Australia is facing a chronic shortage of skilled workers, and competition for existing workers is becoming tougher.

“This competition is only expected to increase with a number of significant infrastructure and big build projects in the pipeline,” Martin says.

There are 343,640 apprentices and trainees in training across all sectors, with 100,000 of those in construction.

Martin’s comments come as the Australian Bureau of Statistics reveals the total number of dwellings approved fell 8.2% in July.

ABS head of construction statistics, Daniel Rossi, says despite the overall drop, New South Wales and Western Australia had the strongest rise in private sector house approvals, with both states up 3%.

Master Builders Australia CEO Denita Wawn says there is a slump in apartment approvals.

“Demand is there, but unless governments make it easier to get projects approved and more workers into the industry, that demand will remain unrealised,” she says.

Auction Clearance Rate Climbs

Auction Clearance Rate Climbs

The winter auction market finished on a high last weekend, with volumes and clearance rates rising ahead of the start of the traditionally busy spring selling season.

There were 2251 properties offered for auction last week, a 9% increase on the previous week and the highest level since early June, according to Cotality.

In Melbourne, 1124 homes were taken to auction last week (up 14.1% from the previous week) with a clearance rate of 74.9%.

Sydney had 825, up 13.2% on the previous week, and its clearance rate (80.3%) passed the 80% mark for the first time since April 2024.

Auctions were down in Brisbane, with just 124 homes going under the hammer last week, but its clearance rate is beginning to claw its way back up and reached 64.5%.

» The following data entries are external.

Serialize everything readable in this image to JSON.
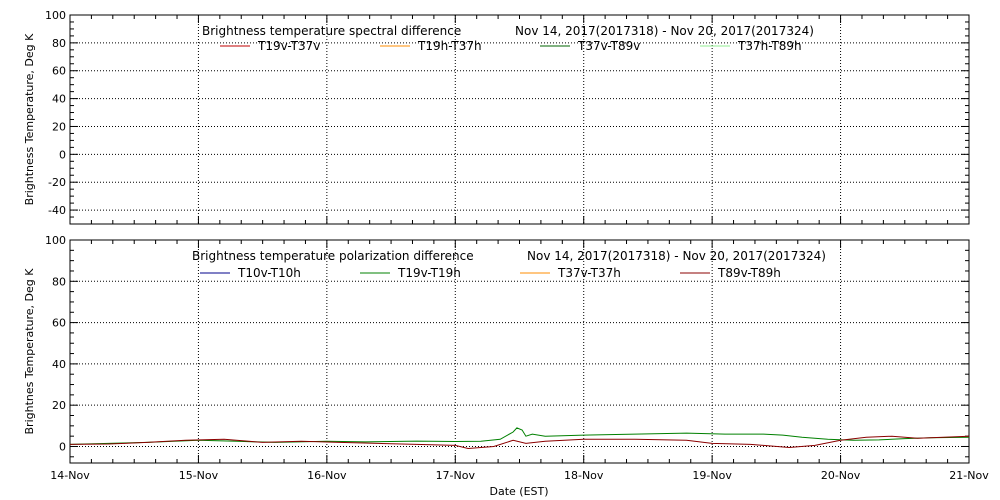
{
  "chart_data": [
    {
      "type": "line",
      "title": "Brightness temperature spectral difference",
      "date_range": "Nov 14, 2017(2017318) - Nov 20, 2017(2017324)",
      "xlabel": "",
      "ylabel": "Brightness Temperature, Deg K",
      "ylim": [
        -50,
        100
      ],
      "yticks": [
        "-40",
        "-20",
        "0",
        "20",
        "40",
        "60",
        "80",
        "100"
      ],
      "xlim": [
        0,
        7
      ],
      "grid": true,
      "legend_position": "top",
      "series": [
        {
          "name": "T19v-T37v",
          "color": "#c00000",
          "x": [],
          "y": []
        },
        {
          "name": "T19h-T37h",
          "color": "#ff8c00",
          "x": [],
          "y": []
        },
        {
          "name": "T37v-T89v",
          "color": "#006400",
          "x": [],
          "y": []
        },
        {
          "name": "T37h-T89h",
          "color": "#90ee90",
          "x": [],
          "y": []
        }
      ]
    },
    {
      "type": "line",
      "title": "Brightness temperature polarization difference",
      "date_range": "Nov 14, 2017(2017318) - Nov 20, 2017(2017324)",
      "xlabel": "Date (EST)",
      "ylabel": "Brightnes Temperature, Deg K",
      "ylim": [
        -8,
        100
      ],
      "yticks": [
        "0",
        "20",
        "40",
        "60",
        "80",
        "100"
      ],
      "xlim": [
        0,
        7
      ],
      "xticks": [
        "14-Nov",
        "15-Nov",
        "16-Nov",
        "17-Nov",
        "18-Nov",
        "19-Nov",
        "20-Nov",
        "21-Nov"
      ],
      "grid": true,
      "legend_position": "top",
      "series": [
        {
          "name": "T10v-T10h",
          "color": "#00008b",
          "x": [],
          "y": []
        },
        {
          "name": "T19v-T19h",
          "color": "#008000",
          "x": [
            0,
            0.3,
            0.6,
            1.0,
            1.3,
            1.6,
            2.0,
            2.3,
            2.7,
            3.0,
            3.2,
            3.35,
            3.45,
            3.48,
            3.52,
            3.55,
            3.6,
            3.7,
            4.0,
            4.4,
            4.8,
            5.1,
            5.4,
            5.55,
            5.7,
            5.9,
            6.1,
            6.3,
            6.5,
            6.7,
            7.0
          ],
          "y": [
            1.0,
            1.5,
            2.0,
            3.0,
            2.5,
            2.0,
            2.5,
            2.2,
            2.6,
            2.4,
            2.5,
            3.5,
            7.0,
            9.0,
            8.0,
            5.0,
            6.0,
            5.0,
            5.5,
            6.0,
            6.5,
            6.0,
            6.0,
            5.5,
            4.5,
            3.5,
            3.0,
            3.2,
            3.8,
            4.2,
            4.5
          ]
        },
        {
          "name": "T37v-T37h",
          "color": "#ff8c00",
          "x": [],
          "y": []
        },
        {
          "name": "T89v-T89h",
          "color": "#8b0000",
          "x": [
            0,
            0.3,
            0.6,
            0.9,
            1.2,
            1.5,
            1.8,
            2.1,
            2.4,
            2.7,
            3.0,
            3.1,
            3.3,
            3.45,
            3.55,
            3.7,
            4.0,
            4.4,
            4.8,
            5.0,
            5.3,
            5.6,
            5.8,
            6.0,
            6.2,
            6.4,
            6.6,
            6.8,
            7.0
          ],
          "y": [
            1.0,
            1.2,
            2.0,
            3.0,
            3.5,
            2.0,
            2.5,
            2.0,
            1.5,
            1.0,
            0.5,
            -1.0,
            0.0,
            3.0,
            1.5,
            2.5,
            3.5,
            3.5,
            3.0,
            1.5,
            1.0,
            -0.5,
            0.5,
            3.0,
            4.5,
            5.0,
            4.0,
            4.5,
            5.0
          ]
        }
      ]
    }
  ]
}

In Adelaide, there were 106 homes auctioned, a 7.1% increase on the previous week, resulting in a clearance rate of 75%.

Cotality Research analyst, Caitlin Fono, says there are 2150 auctions already listed for the coming weekend and 2400 the following week.

She says vendors are entering spring in a strong position, with low competition and rising prices across nearly all regions.

Cotality Australia’s research director, Tim Lawless, says there is a clear mismatch between available supply and demand, resulting in further price growth.

According to Cotality data, advertised listings are 20% below average.